A peça, Os Azeredo mais os Benevides, de autoria de Oduvaldo Vianna Filho, prevista para estrear em 1964, permanceu inédita até hoje e será encenada pela primeira vez pelo Centro Popular de Cultura da UMES
Com um elenco de 20 atores, trabalhando 10 horas por dia, desde meados de fevereiro, o consagrado diretor João da Neves está montando no palco do Cine-Teatro Denoy de Oliveira a peça “Os Azeredo Mais Os Benevides”, de Oduvaldo Vianna Filho.
A peça iria inaugurar o teatro da UNE, no ano da graça de 1964. A trilha musical estava sendo composta por Edu Lobo, que já havia feito “Chegança”, especialmente para o espetáculo. O paulista Nelson Xavier, que desde 1962 participava em Recife das atividades do Movimento de Cultura Popular (MCP), já estava no Rio para assumir a direção da peça. O teatro estava tinindo. A expectativa era de uma grande estreia.
O golpe que depôs o presidente João Goulart, ocorrido há 50 anos, impediu que isso acontecesse. O prédio da UNE, e consequentemente o teatro, foi incendiado na madrugada do dia 1º. de abril. Depois veio a censura. “Os Azeredo…” ainda chegou a obter premiação, em 1966, pelo Serviço Nacional de Teatro (SNT), órgão do então Ministério da Educação e Cultura, e publicação em 1968. Mas montá-la, nem pensar.
A peça foi para o limbo e após o fim da censura, inexplicavelmente, permaneceu inédita. Há quem considere o texto excessivamente radical. Não vamos dizer que não seja radical, pois seu foco é a luta de classes, mas também é brilhante e transpira verdade por todos os poros. Outros avaliam que a montagem é complexa e a história datada, mas se isso fosse certo que razão haveria para encenar Shakespeare nos dias de hoje?
Por uma razão ou por outra, o fato é que fora do circuito das escolas de teatro – das boas, diga-se de passagem -, “Os Azeredo Mais Os Benevides” permanece inédita, 50 anos depois.

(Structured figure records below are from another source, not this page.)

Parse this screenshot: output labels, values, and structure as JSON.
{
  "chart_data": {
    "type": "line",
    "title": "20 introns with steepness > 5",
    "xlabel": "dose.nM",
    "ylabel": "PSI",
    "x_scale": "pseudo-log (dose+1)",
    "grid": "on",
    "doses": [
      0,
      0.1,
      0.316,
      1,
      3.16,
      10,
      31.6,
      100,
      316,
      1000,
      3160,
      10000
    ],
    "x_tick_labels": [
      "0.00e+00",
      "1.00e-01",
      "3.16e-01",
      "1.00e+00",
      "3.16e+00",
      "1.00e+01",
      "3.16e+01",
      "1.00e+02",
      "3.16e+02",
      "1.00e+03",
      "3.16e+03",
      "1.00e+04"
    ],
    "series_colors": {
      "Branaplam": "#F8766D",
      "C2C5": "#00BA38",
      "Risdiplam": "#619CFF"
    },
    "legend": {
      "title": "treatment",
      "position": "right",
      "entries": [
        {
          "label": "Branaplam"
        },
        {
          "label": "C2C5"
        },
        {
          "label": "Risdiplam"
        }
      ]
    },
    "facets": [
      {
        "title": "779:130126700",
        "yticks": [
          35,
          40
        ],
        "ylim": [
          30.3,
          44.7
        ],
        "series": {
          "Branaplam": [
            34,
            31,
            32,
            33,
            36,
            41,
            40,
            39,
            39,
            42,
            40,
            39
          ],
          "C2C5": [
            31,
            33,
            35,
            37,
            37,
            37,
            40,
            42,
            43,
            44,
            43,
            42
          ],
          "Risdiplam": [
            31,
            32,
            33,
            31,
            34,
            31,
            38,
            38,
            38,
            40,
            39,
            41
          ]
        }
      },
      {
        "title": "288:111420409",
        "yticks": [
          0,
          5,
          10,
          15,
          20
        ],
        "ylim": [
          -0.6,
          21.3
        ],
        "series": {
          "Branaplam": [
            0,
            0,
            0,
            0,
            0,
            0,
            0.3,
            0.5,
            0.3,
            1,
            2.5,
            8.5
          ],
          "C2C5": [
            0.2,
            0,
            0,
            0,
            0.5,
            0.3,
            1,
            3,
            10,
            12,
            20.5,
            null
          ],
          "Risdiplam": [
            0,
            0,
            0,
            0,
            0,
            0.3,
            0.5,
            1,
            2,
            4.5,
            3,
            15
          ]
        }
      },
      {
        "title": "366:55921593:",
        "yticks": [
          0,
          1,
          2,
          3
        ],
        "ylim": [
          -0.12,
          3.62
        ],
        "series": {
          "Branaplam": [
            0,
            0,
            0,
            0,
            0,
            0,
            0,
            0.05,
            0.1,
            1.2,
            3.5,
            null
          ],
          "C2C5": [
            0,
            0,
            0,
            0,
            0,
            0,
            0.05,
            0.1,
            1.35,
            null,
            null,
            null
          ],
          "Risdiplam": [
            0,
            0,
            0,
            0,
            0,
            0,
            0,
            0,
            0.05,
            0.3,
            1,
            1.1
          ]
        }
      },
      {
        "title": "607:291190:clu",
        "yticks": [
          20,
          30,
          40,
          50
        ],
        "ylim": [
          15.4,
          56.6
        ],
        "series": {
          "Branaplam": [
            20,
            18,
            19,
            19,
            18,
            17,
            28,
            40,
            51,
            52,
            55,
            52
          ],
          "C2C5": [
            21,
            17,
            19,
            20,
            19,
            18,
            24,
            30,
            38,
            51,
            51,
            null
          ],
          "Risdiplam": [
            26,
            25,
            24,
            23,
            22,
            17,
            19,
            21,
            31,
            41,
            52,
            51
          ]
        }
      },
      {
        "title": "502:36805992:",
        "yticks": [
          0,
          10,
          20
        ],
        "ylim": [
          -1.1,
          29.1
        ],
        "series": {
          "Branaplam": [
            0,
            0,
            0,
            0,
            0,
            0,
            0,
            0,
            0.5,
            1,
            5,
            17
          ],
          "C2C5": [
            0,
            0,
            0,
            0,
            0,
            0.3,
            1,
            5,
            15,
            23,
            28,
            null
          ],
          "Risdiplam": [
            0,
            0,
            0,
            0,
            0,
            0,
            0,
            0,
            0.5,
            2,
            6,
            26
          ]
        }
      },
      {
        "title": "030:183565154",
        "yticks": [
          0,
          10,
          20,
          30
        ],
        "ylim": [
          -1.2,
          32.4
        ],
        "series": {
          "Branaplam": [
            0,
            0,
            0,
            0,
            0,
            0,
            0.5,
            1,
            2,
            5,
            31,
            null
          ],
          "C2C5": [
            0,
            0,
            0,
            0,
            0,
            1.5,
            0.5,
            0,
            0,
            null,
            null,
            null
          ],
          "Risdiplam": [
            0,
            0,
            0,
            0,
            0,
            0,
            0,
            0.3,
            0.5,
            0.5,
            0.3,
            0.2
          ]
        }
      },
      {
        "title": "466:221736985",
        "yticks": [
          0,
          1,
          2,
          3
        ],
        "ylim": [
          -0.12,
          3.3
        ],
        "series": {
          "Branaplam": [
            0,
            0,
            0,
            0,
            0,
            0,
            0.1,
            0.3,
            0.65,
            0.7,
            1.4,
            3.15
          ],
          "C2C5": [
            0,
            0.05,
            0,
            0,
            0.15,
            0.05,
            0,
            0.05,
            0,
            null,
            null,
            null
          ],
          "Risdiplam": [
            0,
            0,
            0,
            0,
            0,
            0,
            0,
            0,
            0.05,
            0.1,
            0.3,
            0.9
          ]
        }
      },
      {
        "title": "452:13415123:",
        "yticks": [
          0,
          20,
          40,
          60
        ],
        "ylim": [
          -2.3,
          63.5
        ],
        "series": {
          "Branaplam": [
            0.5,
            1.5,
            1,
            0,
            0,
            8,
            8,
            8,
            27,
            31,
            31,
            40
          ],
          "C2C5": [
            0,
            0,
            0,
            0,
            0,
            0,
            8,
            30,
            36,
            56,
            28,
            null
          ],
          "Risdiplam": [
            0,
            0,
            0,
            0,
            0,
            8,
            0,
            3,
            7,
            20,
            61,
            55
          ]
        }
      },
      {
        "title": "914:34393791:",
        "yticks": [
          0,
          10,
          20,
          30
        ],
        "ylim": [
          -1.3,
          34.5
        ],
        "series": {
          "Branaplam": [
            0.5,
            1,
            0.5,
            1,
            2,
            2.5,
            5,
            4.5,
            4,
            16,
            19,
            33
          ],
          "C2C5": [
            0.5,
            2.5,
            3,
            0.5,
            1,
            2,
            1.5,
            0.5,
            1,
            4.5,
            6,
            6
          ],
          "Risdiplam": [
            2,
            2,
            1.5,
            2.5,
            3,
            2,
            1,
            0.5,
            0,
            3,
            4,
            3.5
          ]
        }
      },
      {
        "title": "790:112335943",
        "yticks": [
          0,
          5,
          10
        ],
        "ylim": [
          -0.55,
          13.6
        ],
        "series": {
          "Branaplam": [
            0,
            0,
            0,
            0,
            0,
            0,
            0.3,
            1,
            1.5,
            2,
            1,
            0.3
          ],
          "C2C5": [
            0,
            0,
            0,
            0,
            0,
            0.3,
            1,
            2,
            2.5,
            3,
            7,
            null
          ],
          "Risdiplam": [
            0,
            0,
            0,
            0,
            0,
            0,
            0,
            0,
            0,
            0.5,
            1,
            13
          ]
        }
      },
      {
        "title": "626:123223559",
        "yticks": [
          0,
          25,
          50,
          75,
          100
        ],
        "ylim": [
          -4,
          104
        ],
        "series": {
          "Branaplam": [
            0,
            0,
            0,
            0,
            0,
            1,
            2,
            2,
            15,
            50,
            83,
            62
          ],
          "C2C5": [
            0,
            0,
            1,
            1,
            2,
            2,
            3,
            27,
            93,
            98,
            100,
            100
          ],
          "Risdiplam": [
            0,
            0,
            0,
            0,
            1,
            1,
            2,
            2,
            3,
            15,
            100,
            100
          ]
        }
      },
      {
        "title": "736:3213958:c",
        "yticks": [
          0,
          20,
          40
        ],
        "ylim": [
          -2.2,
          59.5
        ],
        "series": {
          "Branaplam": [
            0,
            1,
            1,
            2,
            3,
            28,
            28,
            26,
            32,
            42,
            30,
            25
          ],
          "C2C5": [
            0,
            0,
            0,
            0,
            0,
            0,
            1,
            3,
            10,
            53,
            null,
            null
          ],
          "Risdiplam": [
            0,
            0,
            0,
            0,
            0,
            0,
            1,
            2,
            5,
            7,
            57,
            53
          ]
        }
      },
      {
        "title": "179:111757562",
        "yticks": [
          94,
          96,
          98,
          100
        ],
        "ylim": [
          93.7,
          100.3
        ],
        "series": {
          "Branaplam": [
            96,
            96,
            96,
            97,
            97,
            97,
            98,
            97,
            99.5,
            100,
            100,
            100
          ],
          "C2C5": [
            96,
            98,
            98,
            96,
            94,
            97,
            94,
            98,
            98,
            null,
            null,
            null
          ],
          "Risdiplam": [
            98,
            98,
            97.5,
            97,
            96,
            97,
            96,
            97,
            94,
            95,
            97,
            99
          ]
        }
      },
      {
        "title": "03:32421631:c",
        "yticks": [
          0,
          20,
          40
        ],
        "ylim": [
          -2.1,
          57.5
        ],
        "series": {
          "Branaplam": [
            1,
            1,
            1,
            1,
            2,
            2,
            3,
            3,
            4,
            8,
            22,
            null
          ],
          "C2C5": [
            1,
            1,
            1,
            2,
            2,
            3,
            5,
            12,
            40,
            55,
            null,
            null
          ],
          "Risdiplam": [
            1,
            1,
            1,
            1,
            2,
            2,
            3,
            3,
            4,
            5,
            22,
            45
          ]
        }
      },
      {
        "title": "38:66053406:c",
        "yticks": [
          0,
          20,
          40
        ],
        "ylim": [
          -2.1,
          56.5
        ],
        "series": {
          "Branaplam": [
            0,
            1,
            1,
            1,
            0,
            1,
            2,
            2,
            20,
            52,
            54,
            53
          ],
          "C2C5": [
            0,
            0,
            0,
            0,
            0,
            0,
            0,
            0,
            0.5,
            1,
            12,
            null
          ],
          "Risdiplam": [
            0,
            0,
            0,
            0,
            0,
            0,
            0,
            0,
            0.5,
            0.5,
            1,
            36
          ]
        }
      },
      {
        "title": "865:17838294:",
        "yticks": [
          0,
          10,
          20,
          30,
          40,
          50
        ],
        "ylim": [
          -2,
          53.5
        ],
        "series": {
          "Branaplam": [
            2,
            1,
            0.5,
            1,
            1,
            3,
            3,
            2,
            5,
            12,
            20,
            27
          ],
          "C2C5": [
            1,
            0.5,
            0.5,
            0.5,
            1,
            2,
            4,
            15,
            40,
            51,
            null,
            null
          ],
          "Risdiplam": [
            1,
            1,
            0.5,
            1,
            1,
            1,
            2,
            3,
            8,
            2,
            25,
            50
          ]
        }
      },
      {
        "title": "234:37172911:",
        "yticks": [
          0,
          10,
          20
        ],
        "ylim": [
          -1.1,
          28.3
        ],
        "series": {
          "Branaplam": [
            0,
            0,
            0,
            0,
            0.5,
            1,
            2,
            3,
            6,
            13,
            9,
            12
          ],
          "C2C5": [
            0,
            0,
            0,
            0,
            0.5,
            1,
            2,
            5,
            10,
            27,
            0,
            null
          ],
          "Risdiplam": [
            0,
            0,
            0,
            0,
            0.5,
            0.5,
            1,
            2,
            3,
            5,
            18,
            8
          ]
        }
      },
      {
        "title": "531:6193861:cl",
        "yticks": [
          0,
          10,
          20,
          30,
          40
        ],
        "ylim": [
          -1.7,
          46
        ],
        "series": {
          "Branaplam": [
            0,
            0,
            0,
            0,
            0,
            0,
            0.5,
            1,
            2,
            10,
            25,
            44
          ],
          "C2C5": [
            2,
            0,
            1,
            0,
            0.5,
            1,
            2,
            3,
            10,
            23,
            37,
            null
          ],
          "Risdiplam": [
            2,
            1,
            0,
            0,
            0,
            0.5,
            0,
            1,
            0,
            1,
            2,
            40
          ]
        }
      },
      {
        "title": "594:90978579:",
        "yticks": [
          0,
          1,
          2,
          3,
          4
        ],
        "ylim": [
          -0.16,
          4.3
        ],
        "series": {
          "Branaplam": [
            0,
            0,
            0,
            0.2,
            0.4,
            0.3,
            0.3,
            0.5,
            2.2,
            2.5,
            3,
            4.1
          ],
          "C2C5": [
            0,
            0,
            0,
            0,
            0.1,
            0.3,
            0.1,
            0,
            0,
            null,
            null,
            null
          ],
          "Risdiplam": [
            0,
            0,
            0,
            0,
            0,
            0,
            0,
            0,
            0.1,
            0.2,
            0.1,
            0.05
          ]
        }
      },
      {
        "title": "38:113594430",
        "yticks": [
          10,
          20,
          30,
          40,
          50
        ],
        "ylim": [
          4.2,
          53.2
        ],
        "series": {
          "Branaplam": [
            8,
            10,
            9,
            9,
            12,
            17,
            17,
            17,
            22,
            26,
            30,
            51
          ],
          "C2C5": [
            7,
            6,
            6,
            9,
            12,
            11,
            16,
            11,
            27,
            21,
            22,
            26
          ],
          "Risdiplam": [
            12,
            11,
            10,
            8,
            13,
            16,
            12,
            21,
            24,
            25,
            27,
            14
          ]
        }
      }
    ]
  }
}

Para encarar o desafio de trazê-la à luz, nada mais apropriado do que contar com o trabalho do diretor João das Neves, que no auge dos 80 anos de uma vida talentosa, produtiva e coerente se lembra bem do dia em que teve que deixar o prédio da UNE que ardia em chamas. E montá-la no palco que leva o nome do multiartista Denoy de Oliveira, outro ex-integrante do CPC da UNE que estava lá naquela ocasião. A trilha musical iniciada por Edu Lobo foi completada pelo maestro Marcus Vinicius, pernambucano atraído para a vida artística pelos ventos emanados da experiência do MCP.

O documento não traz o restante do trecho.